Was das antisemitische Relief der Kirche in Wittenberg angeht, so bleibe ich bei meiner Meinung: Das Ding gehört in ein Museum, denn in einer Welt in der Antisemitismus wächst und gedeiht wie Unkraut, braucht es weniger öffentlich zur Schau gestellte antisemitische Propaganda. Weil antisemitische Propaganda gefährlich ist und weil die Verbreitung von rassistischen und antisemitischen Stereotypen ihre Wirkung zeigen.

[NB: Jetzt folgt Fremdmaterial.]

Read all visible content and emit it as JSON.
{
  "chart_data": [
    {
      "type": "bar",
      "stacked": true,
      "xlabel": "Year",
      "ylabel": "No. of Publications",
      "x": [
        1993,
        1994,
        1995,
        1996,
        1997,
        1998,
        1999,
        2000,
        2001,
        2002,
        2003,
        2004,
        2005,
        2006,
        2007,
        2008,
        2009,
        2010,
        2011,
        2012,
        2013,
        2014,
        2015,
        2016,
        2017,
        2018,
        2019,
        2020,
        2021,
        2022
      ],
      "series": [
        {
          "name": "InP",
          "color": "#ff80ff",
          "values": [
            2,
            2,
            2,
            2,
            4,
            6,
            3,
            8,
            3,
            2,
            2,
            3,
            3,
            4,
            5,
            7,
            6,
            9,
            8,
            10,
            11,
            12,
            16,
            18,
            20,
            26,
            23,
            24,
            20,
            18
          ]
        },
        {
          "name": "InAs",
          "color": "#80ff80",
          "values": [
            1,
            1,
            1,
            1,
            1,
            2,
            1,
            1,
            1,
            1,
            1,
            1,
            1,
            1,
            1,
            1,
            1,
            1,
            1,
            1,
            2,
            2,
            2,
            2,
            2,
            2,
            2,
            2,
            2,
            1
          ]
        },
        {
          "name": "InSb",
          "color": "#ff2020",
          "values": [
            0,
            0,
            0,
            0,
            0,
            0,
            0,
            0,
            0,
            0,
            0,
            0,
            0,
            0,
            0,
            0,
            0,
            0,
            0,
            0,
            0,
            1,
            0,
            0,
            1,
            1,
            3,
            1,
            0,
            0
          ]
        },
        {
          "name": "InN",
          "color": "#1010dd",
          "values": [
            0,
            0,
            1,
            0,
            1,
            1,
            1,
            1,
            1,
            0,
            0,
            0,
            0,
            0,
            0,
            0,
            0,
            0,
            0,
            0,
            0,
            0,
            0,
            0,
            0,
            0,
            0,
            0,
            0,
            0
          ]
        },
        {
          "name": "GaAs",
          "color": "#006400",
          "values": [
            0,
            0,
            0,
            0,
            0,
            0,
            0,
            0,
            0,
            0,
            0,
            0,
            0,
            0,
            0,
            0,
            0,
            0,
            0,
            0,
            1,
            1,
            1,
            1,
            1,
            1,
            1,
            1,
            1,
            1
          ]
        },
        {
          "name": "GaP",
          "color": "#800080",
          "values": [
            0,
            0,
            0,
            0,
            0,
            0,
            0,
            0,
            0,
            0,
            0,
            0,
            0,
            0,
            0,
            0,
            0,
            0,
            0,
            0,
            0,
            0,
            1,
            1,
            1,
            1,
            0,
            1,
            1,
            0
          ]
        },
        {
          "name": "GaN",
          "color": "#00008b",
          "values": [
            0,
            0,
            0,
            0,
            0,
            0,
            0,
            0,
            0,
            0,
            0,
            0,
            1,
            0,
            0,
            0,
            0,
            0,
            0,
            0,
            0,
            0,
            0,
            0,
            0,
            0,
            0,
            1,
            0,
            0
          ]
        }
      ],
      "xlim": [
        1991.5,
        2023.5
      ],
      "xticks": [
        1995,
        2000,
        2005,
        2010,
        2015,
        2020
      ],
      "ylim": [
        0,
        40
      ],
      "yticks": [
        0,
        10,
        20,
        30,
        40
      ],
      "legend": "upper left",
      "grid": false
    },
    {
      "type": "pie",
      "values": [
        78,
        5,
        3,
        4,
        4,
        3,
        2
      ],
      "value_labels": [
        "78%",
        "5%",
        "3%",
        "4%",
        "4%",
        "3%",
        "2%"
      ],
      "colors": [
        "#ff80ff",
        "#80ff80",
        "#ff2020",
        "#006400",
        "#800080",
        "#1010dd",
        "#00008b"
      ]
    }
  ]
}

Mir wurde zum Beispiel oft von Nicht-Juden attestiert, eine „jüdische Nase“ zu haben. Weil der heutige Standard, der Status quo, aus jüdischer Sicht ungenügend ist und weiterhin eine Vogel-Strauss-Politik in Bezug auf Antisemitismus nicht zielführend ist. Denn wenn man weiterhin Antisemitismus ignoriert, wird es für uns Juden irgendwann zu gefährlich, hier zu leben. Des Weiteren sagt eine Zurschaustellung von antisemitischer Propaganda wie in Wittenberg und Aalst uns Juden auch das Folgende: «Wir haben euch Juden schon mal gedemütigt und ermordet, wir können das wieder tun.» Darum ist es wichtig, dass man Antisemitismus effektiv bekämpft und sowohl von Symbolpolitik ablässt, als auch keine Relativierung antisemitischer Propaganda und antisemitischer Taten betreibt. Das sage ich nicht aus Panikmache, sondern weil es mich die Geschichte gelehrt hat.